Mamoudou Babila Keita appelé à la barre, les débats se sont ouverts sous forme de demande de renvoi par son avocat, Me Sidiki Bérété et soutien que son client n’est pas poursuivable.

« Je vous prie de renvoyer, d’ajourner pour des exceptions. Ce que je viens d’entendre, c’est grave. L’article préliminaire est clair, vous voulez jouer avec le droit de la défense, la citation est directe. C’est tout de suite que l’audience a commencé, aujourd’hui. Je vous fait savoir l’article sur l’anti-corruption, un journal d’investigation, lorsqu’il contribue à faire des révélations, il ne doit pas être censuré ni d’aucune poursuite ni d’arrestation. Je viens d’abord à partir de la constatation, il est protégé par l’article 63. Donc, il faut renvoyer à une semaine pour étudier les éléments fournis par la partie civile. Depuis la citation vous n’avez pas versé la caution. Je vous prie d’accorder une semaine pour prouver qu’il n’est pas poursuivable. Je demande sur l’article 451, l’article 28 et 64 sur le droit marché public, les 4 sociétés qui ont bénéficiés ce marché n’ont pas été en règle pour bénéficier des marchés. Ses deux entreprises ne sont pas reconnues à l’APIP. Pourquoi on attribue des marchés qui ne sont pas reconnus juridiquement en violation de l’article 28. Ce qu’il a dénoncé sur l’article 63 sur l’anti-corruption, il n’est pas poursuivable. La corruption étant justifiée, je vous prie de constater que ce qu’il a dénoncé est fondé. De préalable qu’on nous autorise d’apporter les preuves », a-t-il indiqué.

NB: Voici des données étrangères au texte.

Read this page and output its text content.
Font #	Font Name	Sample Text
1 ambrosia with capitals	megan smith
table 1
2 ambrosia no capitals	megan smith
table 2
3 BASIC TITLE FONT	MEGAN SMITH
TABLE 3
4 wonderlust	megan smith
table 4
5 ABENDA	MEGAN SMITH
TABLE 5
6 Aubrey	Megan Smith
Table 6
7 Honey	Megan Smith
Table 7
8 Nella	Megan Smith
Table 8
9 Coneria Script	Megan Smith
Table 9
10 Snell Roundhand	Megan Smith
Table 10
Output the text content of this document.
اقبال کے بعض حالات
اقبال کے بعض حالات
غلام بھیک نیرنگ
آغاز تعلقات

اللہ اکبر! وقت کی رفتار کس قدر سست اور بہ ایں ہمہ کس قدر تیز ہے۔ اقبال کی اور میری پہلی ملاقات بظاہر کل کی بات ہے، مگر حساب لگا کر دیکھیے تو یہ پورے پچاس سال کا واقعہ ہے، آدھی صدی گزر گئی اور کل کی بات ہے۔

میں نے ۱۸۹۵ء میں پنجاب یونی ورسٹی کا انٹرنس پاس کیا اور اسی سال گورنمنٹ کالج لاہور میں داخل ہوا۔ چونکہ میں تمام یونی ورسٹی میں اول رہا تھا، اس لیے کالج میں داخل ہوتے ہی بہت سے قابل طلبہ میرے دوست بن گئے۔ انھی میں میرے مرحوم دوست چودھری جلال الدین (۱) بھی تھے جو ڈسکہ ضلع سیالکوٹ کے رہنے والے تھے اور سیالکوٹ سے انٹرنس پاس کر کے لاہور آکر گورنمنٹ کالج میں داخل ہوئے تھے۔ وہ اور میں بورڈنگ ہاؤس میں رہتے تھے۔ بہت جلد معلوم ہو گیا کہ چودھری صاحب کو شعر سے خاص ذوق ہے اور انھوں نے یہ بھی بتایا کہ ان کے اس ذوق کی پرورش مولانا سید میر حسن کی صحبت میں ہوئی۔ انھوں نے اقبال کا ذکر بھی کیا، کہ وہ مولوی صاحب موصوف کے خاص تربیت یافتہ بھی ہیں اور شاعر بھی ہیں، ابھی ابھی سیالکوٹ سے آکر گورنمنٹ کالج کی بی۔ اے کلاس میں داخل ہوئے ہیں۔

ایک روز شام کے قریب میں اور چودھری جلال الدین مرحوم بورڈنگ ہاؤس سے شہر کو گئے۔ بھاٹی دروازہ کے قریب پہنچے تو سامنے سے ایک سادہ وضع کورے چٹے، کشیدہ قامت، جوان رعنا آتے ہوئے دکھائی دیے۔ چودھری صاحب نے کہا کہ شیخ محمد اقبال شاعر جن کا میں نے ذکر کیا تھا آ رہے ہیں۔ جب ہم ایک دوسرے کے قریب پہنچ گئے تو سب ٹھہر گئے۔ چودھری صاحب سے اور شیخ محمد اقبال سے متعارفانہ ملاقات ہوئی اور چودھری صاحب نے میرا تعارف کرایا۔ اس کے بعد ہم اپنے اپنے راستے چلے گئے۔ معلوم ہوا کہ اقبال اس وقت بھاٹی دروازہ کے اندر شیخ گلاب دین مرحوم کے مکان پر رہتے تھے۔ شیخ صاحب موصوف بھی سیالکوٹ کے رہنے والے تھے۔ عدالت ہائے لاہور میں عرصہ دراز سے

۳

Les avocats d’Alphonse Charles Wright, à sa tête Me Lanciné Sylla, demande que les débats soient ouverts et que l’article 63 sur la loi anti-corruption n’a rien à avoir avec la diffamation.

« Nous venons de suivre la première raison la citation directe a été servie à Monsieur Mamoudou Babila Keita depuis le 26 Avril 2024. Pour une audience de 30 mai, il a eu suffisamment le temps pour se préparer, mais il ne l’a pas fait, les frais ont été payés. Les pièces dont on fait état, les pièces qu’on a servies, on a l’arrêté disciplinaire pris par la HAC, il y a un communiqué publié sur sa page Facebook. En la matière, l’article 137 est clair : il se trouve que le tribunal doit statuer dans un délai de 30 jours. Est-ce qu’en accordant un renvoi d’une semaine ça peut tenir ? Nous demandons de rejeter cette demande. L’article 136 de la liberté de presse est clair, c’est parce qu’en réalité il n’y a pas de preuve. C’est un renvoi qui n’est pas opportun. D’ailleurs, aucune preuve n’a été versée dans le dossier. L’existence des preuves, même s’il existerait des éléments de preuve, il n’a plus le droit de vous admettre ses éléments de preuves. Après, qui parle d’enquête parle des éléments de preuve. La défense fait état de l’article 63 sur l’article anti -corruption. La révélation doit être faite sur la base des preuves. L’article 135 est clair sur la loi de la liberté de la presse, notre client a élu domicile à Mafanco. Le prévenu a eu 10 jours, à compter du 26 jusqu’au 03 de procéder à la signification, et nous notifier les preuves. Il ne l’a pas fait. À cette phase on ne peut plus produire de preuve. 10 jours de délai pour prouver les faits de corruption. Il ne peut plus s’abriter à l’article 63. On pouvait en discuter s’il avait fourni la signification. Nous ne sommes pas là pour une histoire de corruption, nous sommes ici parce qu’il a tenu des propos à caractère diffamatoire par voie de presse. Si au niveau de la HAC on nous avait déposé des preuves, on ne serait pas là. Les exceptions pour lui de ne pas faire juger Babila devant vous, nous avons compris », a défendu la partie civile.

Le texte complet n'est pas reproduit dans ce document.